Признание в ненависти и любви
(Рассказы и воспоминания) - Карпов Владимир Васильевич - Страница 63
- Предыдущая
- 63/83
- Следующая
— Зачем ты так? Ты ведь сам мучаешься. Я тогда без тебя возьмусь. Честное комсомольское! Хотя обижать тебя и грех…
Детский приют поразил их убогой чистотой. Нет, не убогой — казенной. До ужаса. Стены и потолок побелены, но наспех — полосами, сквозь которые проступают застарелые подтеки. Вымытый пол лущится, как от чесотки. Кривоногие койки застелены серыми больничными одеялами. Воняет хлоркой, застоялым, тяжелым духом.
Детей видно не было. Опасаясь — ух куда-то повели, — дымя коротенькой сигаретой, Андрей приказал Борису, тоже одетому в немецкую форму, позвать заведующую приютом. В темноватый коридор вышла дородная, в годах женщина. Поправив на ходу прическу с буклями, обтянула кофточку. Поглядывая на оберштурмфюрерский погон Андрея, приготовилась слушать.
Аннушка лежала одна в большой, сплошь заставленной койками комнате. Без кровинки в лице, с неподвижно уставленными в потолок глазами… Только бы она, узнав, не крикнула, не рванулась к нему.
— Подготовьте ее, — сглотнув слюну, чтобы снять спазм, сказал Андрей с акцентом, но не так, чтобы сестра оторвала взгляд от потолка.
Боже мой, как он любил ее сейчас — худенькую, равнодушную, постриженную, с большими, как у взрослой, глазами. Как охотно сказал бы ей об этом!.. Боясь пробудить в ней внимание, он даже старался не смотреть на сестру, хоть невольно и посматривал. Однако, к счастью, она оставалась безучастной, — видимо, брали ее отсюда не раз, и Аннушка отлично знала: тут ничего не изменишь.
— Вставай, пойдешь, — распорядилась заведующая, не подходя к ее койке.

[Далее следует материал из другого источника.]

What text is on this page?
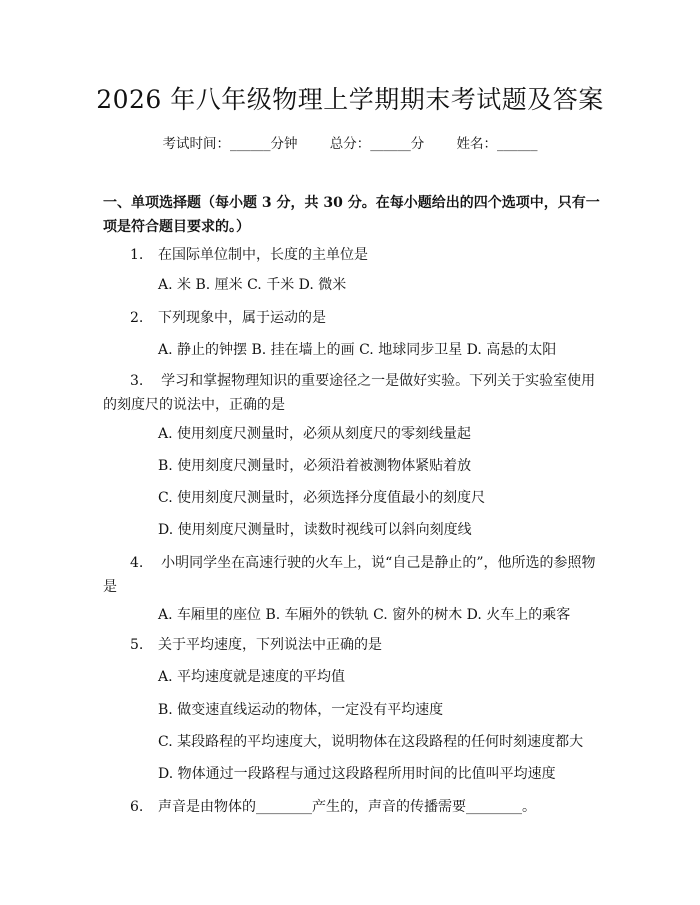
2026 年八年级物理上学期期末考试题及答案
考试时间：______分钟 总分：______分 姓名：______
一、单项选择题（每小题 3 分，共 30 分。在每小题给出的四个选项中，只有一项是符合题目要求的。）
1. 在国际单位制中，长度的主单位是
A. 米 B. 厘米 C. 千米 D. 微米
2. 下列现象中，属于运动的是
A. 静止的钟摆 B. 挂在墙上的画 C. 地球同步卫星 D. 高悬的太阳
3. 学习和掌握物理知识的重要途径之一是做好实验。下列关于实验室使用的刻度尺的说法中，正确的是
A. 使用刻度尺测量时，必须从刻度尺的零刻线量起
B. 使用刻度尺测量时，必须沿着被测物体紧贴着放
C. 使用刻度尺测量时，必须选择分度值最小的刻度尺
D. 使用刻度尺测量时，读数时视线可以斜向刻度线
4. 小明同学坐在高速行驶的火车上，说“自己是静止的”，他所选的参照物是
A. 车厢里的座位 B. 车厢外的铁轨 C. 窗外的树木 D. 火车上的乘客
5. 关于平均速度，下列说法中正确的是
A. 平均速度就是速度的平均值
B. 做变速直线运动的物体，一定没有平均速度
C. 某段路程的平均速度大，说明物体在这段路程的任何时刻速度都大
D. 物体通过一段路程与通过这段路程所用时间的比值叫平均速度
6. 声音是由物体的________产生的，声音的传播需要________。
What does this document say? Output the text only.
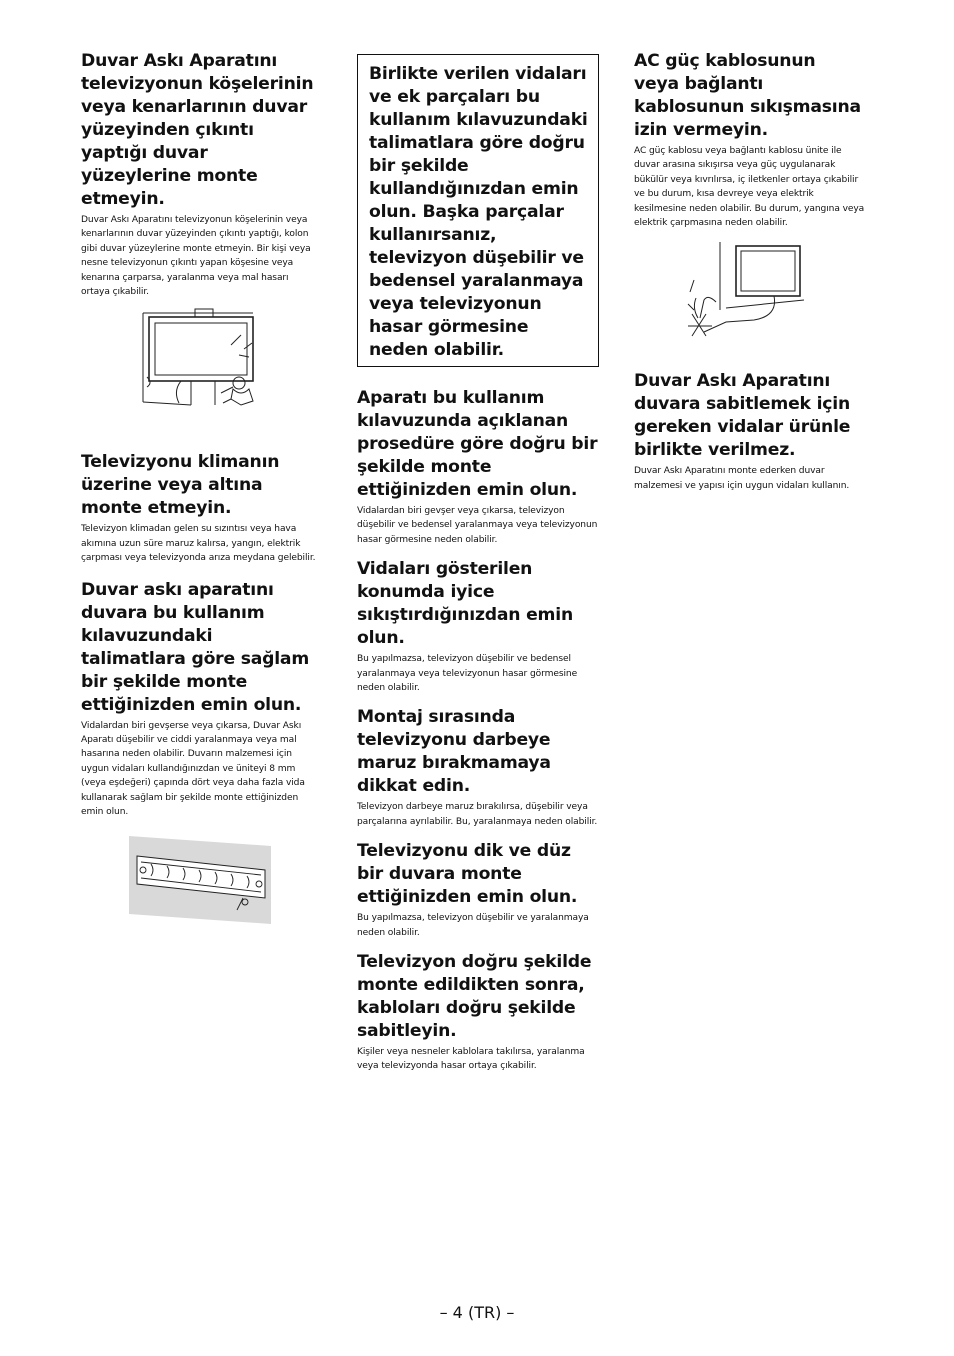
Duvar Askı Aparatını televizyonun köşelerinin veya kenarlarının duvar yüzeyinden çıkıntı yaptığı duvar yüzeylerine monte etmeyin.

Duvar Askı Aparatını televizyonun köşelerinin veya kenarlarının duvar yüzeyinden çıkıntı yaptığı, kolon gibi duvar yüzeylerine monte etmeyin. Bir kişi veya nesne televizyonun çıkıntı yapan köşesine veya kenarına çarparsa, yaralanma veya mal hasarı ortaya çıkabilir.

Televizyonu klimanın üzerine veya altına monte etmeyin.

Televizyon klimadan gelen su sızıntısı veya hava akımına uzun süre maruz kalırsa, yangın, elektrik çarpması veya televizyonda arıza meydana gelebilir.

Duvar askı aparatını duvara bu kullanım kılavuzundaki talimatlara göre sağlam bir şekilde monte ettiğinizden emin olun.

Vidalardan biri gevşerse veya çıkarsa, Duvar Askı Aparatı düşebilir ve ciddi yaralanmaya veya mal hasarına neden olabilir. Duvarın malzemesi için uygun vidaları kullandığınızdan ve üniteyi 8 mm (veya eşdeğeri) çapında dört veya daha fazla vida kullanarak sağlam bir şekilde monte ettiğinizden emin olun.

Birlikte verilen vidaları ve ek parçaları bu kullanım kılavuzundaki talimatlara göre doğru bir şekilde kullandığınızdan emin olun. Başka parçalar kullanırsanız, televizyon düşebilir ve bedensel yaralanmaya veya televizyonun hasar görmesine neden olabilir.
Aparatı bu kullanım kılavuzunda açıklanan prosedüre göre doğru bir şekilde monte ettiğinizden emin olun.

Vidalardan biri gevşer veya çıkarsa, televizyon düşebilir ve bedensel yaralanmaya veya televizyonun hasar görmesine neden olabilir.

Vidaları gösterilen konumda iyice sıkıştırdığınızdan emin olun.

Bu yapılmazsa, televizyon düşebilir ve bedensel yaralanmaya veya televizyonun hasar görmesine neden olabilir.

Montaj sırasında televizyonu darbeye maruz bırakmamaya dikkat edin.

Televizyon darbeye maruz bırakılırsa, düşebilir veya parçalarına ayrılabilir. Bu, yaralanmaya neden olabilir.

Televizyonu dik ve düz bir duvara monte ettiğinizden emin olun.

Bu yapılmazsa, televizyon düşebilir ve yaralanmaya neden olabilir.

Televizyon doğru şekilde monte edildikten sonra, kabloları doğru şekilde sabitleyin.

Kişiler veya nesneler kablolara takılırsa, yaralanma veya televizyonda hasar ortaya çıkabilir.

AC güç kablosunun veya bağlantı kablosunun sıkışmasına izin vermeyin.

AC güç kablosu veya bağlantı kablosu ünite ile duvar arasına sıkışırsa veya güç uygulanarak bükülür veya kıvrılırsa, iç iletkenler ortaya çıkabilir ve bu durum, kısa devreye veya elektrik kesilmesine neden olabilir. Bu durum, yangına veya elektrik çarpmasına neden olabilir.

Duvar Askı Aparatını duvara sabitlemek için gereken vidalar ürünle birlikte verilmez.

Duvar Askı Aparatını monte ederken duvar malzemesi ve yapısı için uygun vidaları kullanın.

– 4 (TR) –
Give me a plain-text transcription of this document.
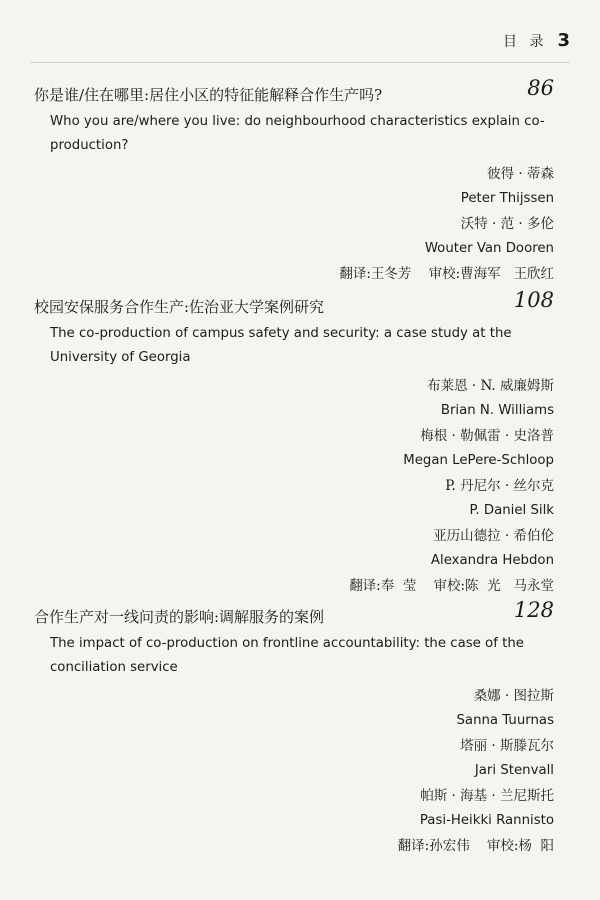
目 录 3
你是谁/住在哪里:居住小区的特征能解释合作生产吗?	86
Who you are/where you live: do neighbourhood characteristics explain co-production?
彼得 · 蒂森
Peter Thijssen
沃特 · 范 · 多伦
Wouter Van Dooren
翻译:王冬芳    审校:曹海军   王欣红
校园安保服务合作生产:佐治亚大学案例研究	108
The co-production of campus safety and security: a case study at the University of Georgia
布莱恩 · N. 威廉姆斯
Brian N. Williams
梅根 · 勒佩雷 · 史洛普
Megan LePere-Schloop
P. 丹尼尔 · 丝尔克
P. Daniel Silk
亚历山德拉 · 希伯伦
Alexandra Hebdon
翻译:奉  莹    审校:陈  光   马永堂
合作生产对一线问责的影响:调解服务的案例	128
The impact of co-production on frontline accountability: the case of the conciliation service
桑娜 · 图拉斯
Sanna Tuurnas
塔丽 · 斯滕瓦尔
Jari Stenvall
帕斯 · 海基 · 兰尼斯托
Pasi-Heikki Rannisto
翻译:孙宏伟    审校:杨  阳
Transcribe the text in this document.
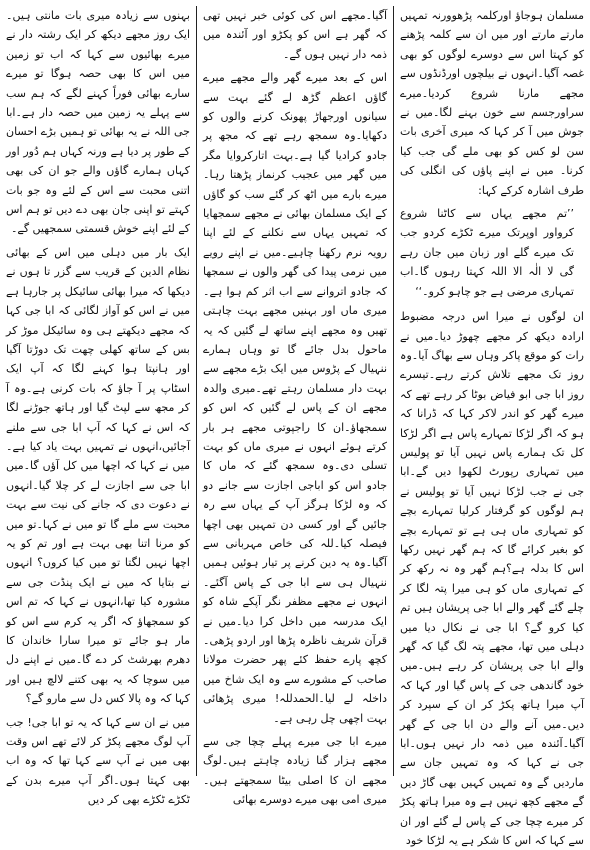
مسلمان ہوجاؤ اورکلمہ پڑھوورنہ تمہیں مارتے مارتے اور میں ان سے کلمہ پڑھنے کو کہتا اس سے دوسرے لوگوں کو بھی غصہ آگیا۔انہوں نے بیلچوں اورڈنڈوں سے مجھے مارنا شروع کردیا۔میرے سراورجسم سے خون بہنے لگا۔میں نے جوش میں آ کر کہا کہ میری آخری بات سن لو کس کو بھی ملے گی جب کیا کرنا۔ میں نے اپنے پاؤں کی انگلی کی طرف اشارہ کرکے کہا:

’’تم مجھے یہاں سے کاٹنا شروع کرواور اوپرتک میرے ٹکڑے کردو جب تک میرے گلے اور زبان میں جان رہے گی لا الٰہ الا اللہ کہتا رہوں گا۔اب تمہاری مرضی ہے جو چاہو کرو۔‘‘

ان لوگوں نے میرا اس درجہ مضبوط ارادہ دیکھ کر مجھے چھوڑ دیا۔میں نے رات کو موقع پاکر وہاں سے بھاگ آیا۔وہ روز تک مجھے تلاش کرتے رہے۔تیسرے روز ابا جی ابو فیاض بوٹا کر رہے تھے کہ میرے گھر کو اندر لاکر کہا کہ ڈرانا کہ ہو کہ اگر لڑکا تمہارے پاس ہے اگر لڑکا کل تک ہمارے پاس نہیں آیا تو پولیس میں تمہاری رپورٹ لکھوا دیں گے۔ابا جی نے جب لڑکا نہیں آیا تو پولیس نے ہم لوگوں کو گرفتار کرلیا تمہارے بچے کو تمہاری ماں ہی ہے تو تمہارے بچے کو بغیر کرائے گا کہ ہم گھر نہیں رکھا اس کا بدلہ ہے؟ہم گھر وہ نہ رکھ کر کے تمہاری ماں کو ہی میرا پتہ لگا کر چلے گئے گھر والے ابا جی پریشان ہیں تم کیا کرو گے؟ ابا جی نے نکال دیا میں دہلی میں تھا، مجھے پتہ لگ گیا کہ گھر والے ابا جی پریشان کر رہے ہیں۔میں خود گاندھی جی کے پاس گیا اور کہا کہ آپ میرا ہاتھ پکڑ کر ان کے سپرد کر دیں۔میں آنے والے دن ابا جی کے گھر آگیا۔آئندہ میں ذمہ دار نہیں ہوں۔ابا جی نے کہا کہ وہ تمہیں جان سے ماردیں گے وہ تمہیں کہیں بھی گاڑ دیں گے مجھے کچھ نہیں ہے وہ میرا ہاتھ پکڑ کر میرے چچا جی کے پاس لے گئے اور ان سے کہا کہ اس کا شکر ہے یہ لڑکا خود

آگیا۔مجھے اس کی کوئی خبر نہیں تھی کہ گھر ہے اس کو پکڑو اور آئندہ میں ذمہ دار نہیں ہوں گے۔

اس کے بعد میرے گھر والے مجھے میرے گاؤں اعظم گڑھ لے گئے بہت سے سیانوں اورجھاڑ پھونک کرنے والوں کو دکھایا۔وہ سمجھ رہے تھے کہ مجھ پر جادو کرادیا گیا ہے۔بہت اتارکروایا مگر میں گھر میں عجیب کرنماز پڑھتا رہا۔میرے بارے میں اٹھ کر گئے سب کو گاؤں کے ایک مسلمان بھائی نے مجھے سمجھایا کہ تمہیں یہاں سے نکلنے کے لئے اپنا رویہ نرم رکھنا چاہیے۔میں نے اپنے رویے میں نرمی پیدا کی گھر والوں نے سمجھا کہ جادو اتروانے سے اب اثر کم ہوا ہے۔میری ماں اور بہنیں مجھے بہت چاہتی تھیں وہ مجھے اپنے ساتھ لے گئیں کہ یہ ماحول بدل جائے گا تو وہاں ہمارے ننہیال کے پڑوس میں ایک بڑے مجھے سے بہت دار مسلمان رہتے تھے۔میری والدہ مجھے ان کے پاس لے گئیں کہ اس کو سمجھاؤ۔ان کا راجپوتی مجھے ہر بار کرتے ہوئے انہوں نے میری ماں کو بہت تسلی دی۔وہ سمجھ گئے کہ ماں کا جادو اس کو اباجی اجازت سے جانے دو کہ وہ لڑکا ہرگز آپ کے یہاں سے رہ جائیں گے اور کسی دن تمہیں بھی اچھا فیصلہ کیا۔للہ کی خاص مہربانی سے آگیا۔وہ یہ دین کرنے پر تیار ہوئیں ہمیں ننہیال ہی سے ابا جی کے پاس آگئے۔انہوں نے مجھے مظفر نگر آپکے شاہ کو ایک مدرسہ میں داخل کرا دیا۔میں نے قرآن شریف ناظرہ پڑھا اور اردو پڑھی۔کچھ پارے حفظ کئے پھر حضرت مولانا صاحب کے مشورے سے وہ ایک شاخ میں داخلہ لے لیا۔الحمدللہ! میری پڑھائی بہت اچھی چل رہی ہے۔

میرے ابا جی میرے پہلے چچا جی سے مجھے ہزار گنا زیادہ چاہتے ہیں۔لوگ مجھے ان کا اصلی بیٹا سمجھتے ہیں۔میری امی بھی میرے دوسرے بھائی

بہنوں سے زیادہ میری بات مانتی ہیں۔ایک روز مجھے دیکھ کر ایک رشتہ دار نے میرے بھائیوں سے کہا کہ اب تو زمین میں اس کا بھی حصہ ہوگا تو میرے سارے بھائی فوراً کہنے لگے کہ ہم سب سے پہلے یہ زمین میں حصہ دار ہے۔ابا جی اللہ نے یہ بھائی تو ہمیں بڑے احسان کے طور پر دیا ہے ورنہ کہاں ہم دُور اور کہاں ہمارے گاؤں والے جو ان کی بھی اتنی محبت سے اس کے لئے وہ جو بات کہتے تو اپنی جان بھی دے دیں تو ہم اس کے لئے اپنے خوش قسمتی سمجھیں گے۔

ایک بار میں دہلی میں اس کے بھائی نظام الدین کے قریب سے گزر تا ہوں نے دیکھا کہ میرا بھائی سائیکل پر جارہا ہے میں نے اس کو آواز لگائی کہ ابا جی کہا کہ مجھے دیکھتے ہی وہ سائیکل موڑ کر بس کے ساتھ کھلی چھت تک دوڑتا آگیا اور ہانپتا ہوا کہنے لگا کہ آپ ایک اسٹاپ پر آ جاؤ کہ بات کرنی ہے۔وہ آ کر مجھ سے لپٹ گیا اور ہاتھ جوڑنے لگا کہ اس نے کہا کہ آپ ابا جی سے ملنے آجائیں،انہوں نے تمہیں بہت یاد کیا ہے۔میں نے کہا کہ اچھا میں کل آؤں گا۔میں ابا جی سے اجازت لے کر چلا گیا۔انہوں نے دعوت دی کہ جانے کی نیت سے بہت محبت سے ملے گا تو میں نے کہا۔تو میں کو مرنا اتنا بھی بہت ہے اور تم کو یہ اچھا نہیں لگتا تو میں کیا کروں؟ انہوں نے بتایا کہ میں نے ایک پنڈت جی سے مشورہ کیا تھا،انہوں نے کہا کہ تم اس کو سمجھاؤ کہ اگر یہ کرم سے اس کو مار ہو جائے تو میرا سارا خاندان کا دھرم بھرشٹ کر دے گا۔میں نے اپنے دل میں سوچا کہ یہ بھی کتنے لالچ ہیں اور کہا کہ وہ پالا کس دل سے مارو گے؟

میں نے ان سے کہا کہ یہ تو ابا جی! جب آپ لوگ مجھے پکڑ کر لائے تھے اس وقت بھی میں نے آپ سے کہا تھا کہ وہ اب بھی کہتا ہوں۔اگر آپ میرے بدن کے ٹکڑے ٹکڑے بھی کر دیں
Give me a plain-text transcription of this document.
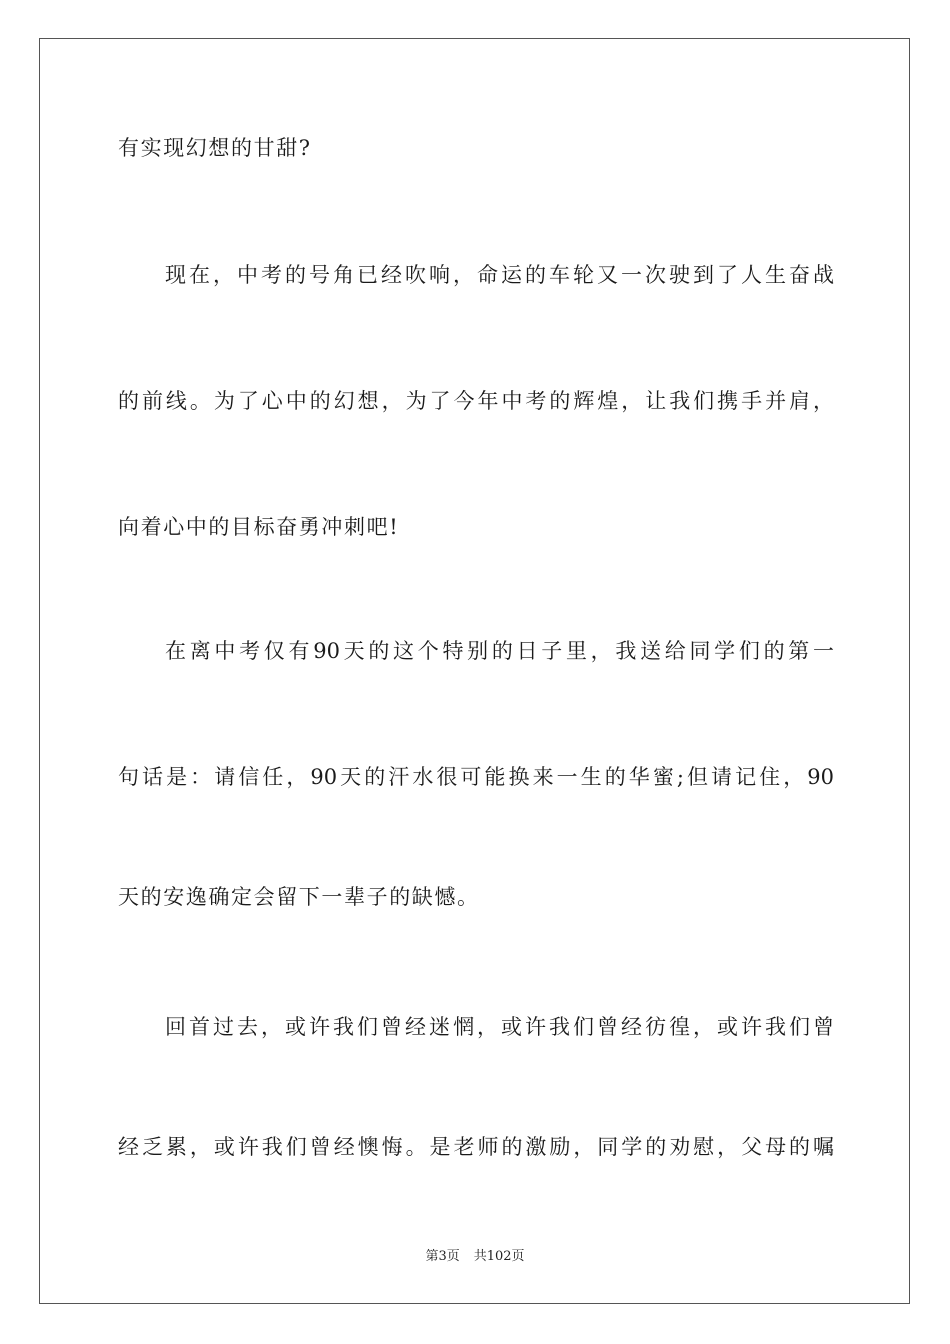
有实现幻想的甘甜?
现在，中考的号角已经吹响，命运的车轮又一次驶到了人生奋战
的前线。为了心中的幻想，为了今年中考的辉煌，让我们携手并肩，
向着心中的目标奋勇冲刺吧!
在离中考仅有90天的这个特别的日子里，我送给同学们的第一
句话是：请信任，90天的汗水很可能换来一生的华蜜;但请记住，90
天的安逸确定会留下一辈子的缺憾。
回首过去，或许我们曾经迷惘，或许我们曾经彷徨，或许我们曾
经乏累，或许我们曾经懊悔。是老师的激励，同学的劝慰，父母的嘱
第3页 共102页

Аннушка поднялась и, как загипнотизированная, начала натягивать на себя застиранные обноски. Бедняжка похудела до того, что лопатки у нее напоминали крылья птенца и ей стоило усилий поднимать руки, застегивать пуговицы. Особенно не давалась последняя на воротничке — выскальзывала и никак не лезла в петлю. Пытали девочку, очевидно, с оглядкой, полагая — не исключено, что придется ее кому-нибудь показывать, — и потому следов побоев не оставляли. Но как зато они вымотали ее! Как вконец обессилили!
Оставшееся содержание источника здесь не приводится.